Google entices Chrome OS developers with prospect of native-like apps

The company doles out Chromebook Pixels at Google I/O, hoping developers will create more apps for Chrome OS

Google handed out Chromebook Pixels to the hundreds of attendees here at Google I/O in San Francisco, a clear indication of the company's high hopes for the lightweight platform. The trick is to convince developers that coding for Chrome OS is worth their time and they aren't just cranking out glorified Web apps.

To that end, Google has used I/O as a forum to showcase apps built on its revamped Packaged App Platform. Packaged apps are written in HTML5, JavaScript, and CSS, delivering a native-app-like experience, whether or not a user has a reliable Internet connection. Chrome Packaged Apps aren't tied to a browser with the address bar, tab strip, and other browser interface elements; developers can create them to look like any standard native app.

Under the hood, packaged app pages always load locally, meaning they are less dependent on the network. In turn, they can launch offline, but developers need to make sure data is stored locally without an Internet connection, then synced back up to the data server once online.

One of the more interesting packaged apps on display at I/O is Magisto, a video-editing app with which users can turn their uploaded videos into movies, complete with music and special effects. The application is capable of analyzing footage and stiching it together automatically, and users can process very large videos, regardless of whether they are offline or online. Magisto also integrates with Google+ Sign-In App activities, meaning users can download the mobile app to their Android devices with one click via the Web.

Google entices Chrome OS developers with prospect of native-like apps

That cross-platform capability is essential to the success of Chome OS, according to Magisto CEO Oren Boiman. "People are looking for quality over quantity at this point.

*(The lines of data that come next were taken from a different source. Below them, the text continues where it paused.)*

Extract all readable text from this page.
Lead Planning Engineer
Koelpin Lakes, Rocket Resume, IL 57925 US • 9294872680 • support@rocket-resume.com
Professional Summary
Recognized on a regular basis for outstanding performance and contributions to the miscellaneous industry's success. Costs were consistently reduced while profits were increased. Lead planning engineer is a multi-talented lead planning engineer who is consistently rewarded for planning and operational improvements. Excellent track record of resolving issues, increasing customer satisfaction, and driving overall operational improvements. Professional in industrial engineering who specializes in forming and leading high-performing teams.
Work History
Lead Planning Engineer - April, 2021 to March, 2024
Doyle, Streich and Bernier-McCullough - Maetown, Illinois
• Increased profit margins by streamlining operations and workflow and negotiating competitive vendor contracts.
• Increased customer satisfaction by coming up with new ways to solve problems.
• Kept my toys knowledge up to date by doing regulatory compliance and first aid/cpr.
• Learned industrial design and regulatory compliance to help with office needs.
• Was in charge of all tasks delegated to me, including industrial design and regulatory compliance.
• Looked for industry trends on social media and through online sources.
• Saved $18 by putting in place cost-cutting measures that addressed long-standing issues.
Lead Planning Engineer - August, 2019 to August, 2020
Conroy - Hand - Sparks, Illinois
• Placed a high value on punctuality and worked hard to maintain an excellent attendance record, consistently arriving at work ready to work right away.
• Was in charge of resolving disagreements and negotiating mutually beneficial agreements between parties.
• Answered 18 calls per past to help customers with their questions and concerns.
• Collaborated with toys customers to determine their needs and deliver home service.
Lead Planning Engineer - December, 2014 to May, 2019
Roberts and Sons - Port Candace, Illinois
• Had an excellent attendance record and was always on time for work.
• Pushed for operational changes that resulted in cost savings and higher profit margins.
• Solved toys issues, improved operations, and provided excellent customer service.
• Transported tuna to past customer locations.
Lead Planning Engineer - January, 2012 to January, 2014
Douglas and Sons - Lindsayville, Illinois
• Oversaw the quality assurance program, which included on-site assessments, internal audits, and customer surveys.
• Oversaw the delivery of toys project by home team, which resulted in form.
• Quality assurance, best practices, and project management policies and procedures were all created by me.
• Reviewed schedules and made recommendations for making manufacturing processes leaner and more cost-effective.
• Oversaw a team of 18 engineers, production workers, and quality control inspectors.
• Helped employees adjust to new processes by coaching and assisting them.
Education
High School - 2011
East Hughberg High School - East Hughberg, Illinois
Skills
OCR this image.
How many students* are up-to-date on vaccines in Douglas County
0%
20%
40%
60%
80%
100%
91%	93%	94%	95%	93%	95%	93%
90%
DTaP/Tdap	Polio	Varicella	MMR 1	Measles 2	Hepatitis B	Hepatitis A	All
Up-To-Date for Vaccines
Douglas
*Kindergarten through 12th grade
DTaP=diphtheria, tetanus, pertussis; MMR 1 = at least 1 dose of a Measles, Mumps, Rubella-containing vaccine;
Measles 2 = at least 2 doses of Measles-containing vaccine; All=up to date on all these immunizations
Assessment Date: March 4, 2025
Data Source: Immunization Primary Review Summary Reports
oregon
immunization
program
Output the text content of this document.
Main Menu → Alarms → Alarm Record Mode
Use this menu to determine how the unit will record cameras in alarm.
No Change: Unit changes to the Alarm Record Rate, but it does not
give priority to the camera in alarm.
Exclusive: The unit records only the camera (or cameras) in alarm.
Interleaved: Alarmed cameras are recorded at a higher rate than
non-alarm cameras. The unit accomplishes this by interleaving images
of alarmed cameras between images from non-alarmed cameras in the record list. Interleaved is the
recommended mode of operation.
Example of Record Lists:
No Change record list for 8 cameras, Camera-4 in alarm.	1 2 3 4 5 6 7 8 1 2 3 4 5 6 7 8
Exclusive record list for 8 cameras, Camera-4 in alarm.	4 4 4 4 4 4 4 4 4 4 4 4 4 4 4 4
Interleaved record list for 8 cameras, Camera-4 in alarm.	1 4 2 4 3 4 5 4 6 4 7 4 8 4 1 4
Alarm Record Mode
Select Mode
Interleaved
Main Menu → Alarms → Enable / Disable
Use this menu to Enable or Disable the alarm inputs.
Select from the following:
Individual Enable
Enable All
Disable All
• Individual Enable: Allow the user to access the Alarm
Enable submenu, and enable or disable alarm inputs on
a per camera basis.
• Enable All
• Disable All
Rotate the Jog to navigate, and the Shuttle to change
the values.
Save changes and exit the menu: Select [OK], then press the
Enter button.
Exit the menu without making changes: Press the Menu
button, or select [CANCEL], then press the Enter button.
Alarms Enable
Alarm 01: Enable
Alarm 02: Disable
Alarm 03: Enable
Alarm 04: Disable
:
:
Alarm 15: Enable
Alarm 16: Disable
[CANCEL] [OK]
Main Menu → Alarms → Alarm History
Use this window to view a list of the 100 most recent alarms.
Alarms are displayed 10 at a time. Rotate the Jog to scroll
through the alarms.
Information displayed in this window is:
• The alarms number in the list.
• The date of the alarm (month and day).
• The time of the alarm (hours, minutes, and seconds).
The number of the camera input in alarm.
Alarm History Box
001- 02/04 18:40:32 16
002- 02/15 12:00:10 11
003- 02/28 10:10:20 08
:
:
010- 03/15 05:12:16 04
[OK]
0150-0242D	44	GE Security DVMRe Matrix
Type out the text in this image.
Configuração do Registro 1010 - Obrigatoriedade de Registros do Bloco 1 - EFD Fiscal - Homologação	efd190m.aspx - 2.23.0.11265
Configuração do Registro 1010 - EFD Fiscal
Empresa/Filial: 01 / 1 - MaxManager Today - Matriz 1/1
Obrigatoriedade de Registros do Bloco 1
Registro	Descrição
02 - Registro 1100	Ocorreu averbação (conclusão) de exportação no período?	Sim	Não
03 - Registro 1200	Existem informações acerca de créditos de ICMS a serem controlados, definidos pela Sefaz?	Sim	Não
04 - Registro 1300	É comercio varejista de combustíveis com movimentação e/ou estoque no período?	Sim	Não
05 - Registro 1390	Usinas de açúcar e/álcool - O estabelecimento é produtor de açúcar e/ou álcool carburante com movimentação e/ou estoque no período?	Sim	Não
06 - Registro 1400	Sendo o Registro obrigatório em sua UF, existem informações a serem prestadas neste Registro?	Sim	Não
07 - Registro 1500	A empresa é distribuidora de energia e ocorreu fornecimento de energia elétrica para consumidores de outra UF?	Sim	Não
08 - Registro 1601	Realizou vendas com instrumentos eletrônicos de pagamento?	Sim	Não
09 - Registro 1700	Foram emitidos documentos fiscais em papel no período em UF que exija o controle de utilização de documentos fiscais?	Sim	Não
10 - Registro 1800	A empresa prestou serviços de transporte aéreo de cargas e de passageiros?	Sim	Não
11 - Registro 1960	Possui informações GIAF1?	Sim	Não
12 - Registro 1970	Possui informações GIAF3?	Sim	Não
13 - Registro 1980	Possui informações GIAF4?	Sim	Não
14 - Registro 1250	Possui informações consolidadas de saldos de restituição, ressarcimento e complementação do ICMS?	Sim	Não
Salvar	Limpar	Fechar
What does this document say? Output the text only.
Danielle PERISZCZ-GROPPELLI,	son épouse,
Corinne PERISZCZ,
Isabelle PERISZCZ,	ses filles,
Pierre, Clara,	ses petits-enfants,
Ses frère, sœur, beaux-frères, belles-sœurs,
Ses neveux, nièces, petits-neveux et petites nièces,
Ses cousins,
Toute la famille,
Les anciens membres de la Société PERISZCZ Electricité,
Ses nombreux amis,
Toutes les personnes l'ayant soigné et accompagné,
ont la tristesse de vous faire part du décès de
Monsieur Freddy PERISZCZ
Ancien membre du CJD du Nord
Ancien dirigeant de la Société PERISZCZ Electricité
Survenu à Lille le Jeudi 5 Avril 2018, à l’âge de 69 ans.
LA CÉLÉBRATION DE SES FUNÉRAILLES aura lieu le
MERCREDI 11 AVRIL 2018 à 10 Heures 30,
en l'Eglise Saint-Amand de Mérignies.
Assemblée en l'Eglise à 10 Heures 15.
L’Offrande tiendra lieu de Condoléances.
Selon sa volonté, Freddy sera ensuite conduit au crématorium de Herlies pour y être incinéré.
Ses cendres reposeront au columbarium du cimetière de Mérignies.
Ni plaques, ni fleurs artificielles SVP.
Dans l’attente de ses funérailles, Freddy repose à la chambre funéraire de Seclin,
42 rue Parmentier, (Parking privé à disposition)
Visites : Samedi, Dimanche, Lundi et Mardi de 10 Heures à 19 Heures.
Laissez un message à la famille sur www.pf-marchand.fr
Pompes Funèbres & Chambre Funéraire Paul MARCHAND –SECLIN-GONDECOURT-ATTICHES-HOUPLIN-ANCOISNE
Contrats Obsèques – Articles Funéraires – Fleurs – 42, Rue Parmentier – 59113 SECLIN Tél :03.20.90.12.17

Quality as in apps that work as well as traditional software, but with the flexibility and ease of cross platform use -- movement across native applications, mobile, and the traditional Web," he said.

Google also has shared dozens of other sample packaged apps, running the gamut from a simple calculator to a tool for browsing mDNS services on a local network to a miniature code editor.

Beyond showcasing existing Packaged Apps for Chrome, Google hosted a session at I/O to show Web developers how to transform their existing Web apps into packaged ones.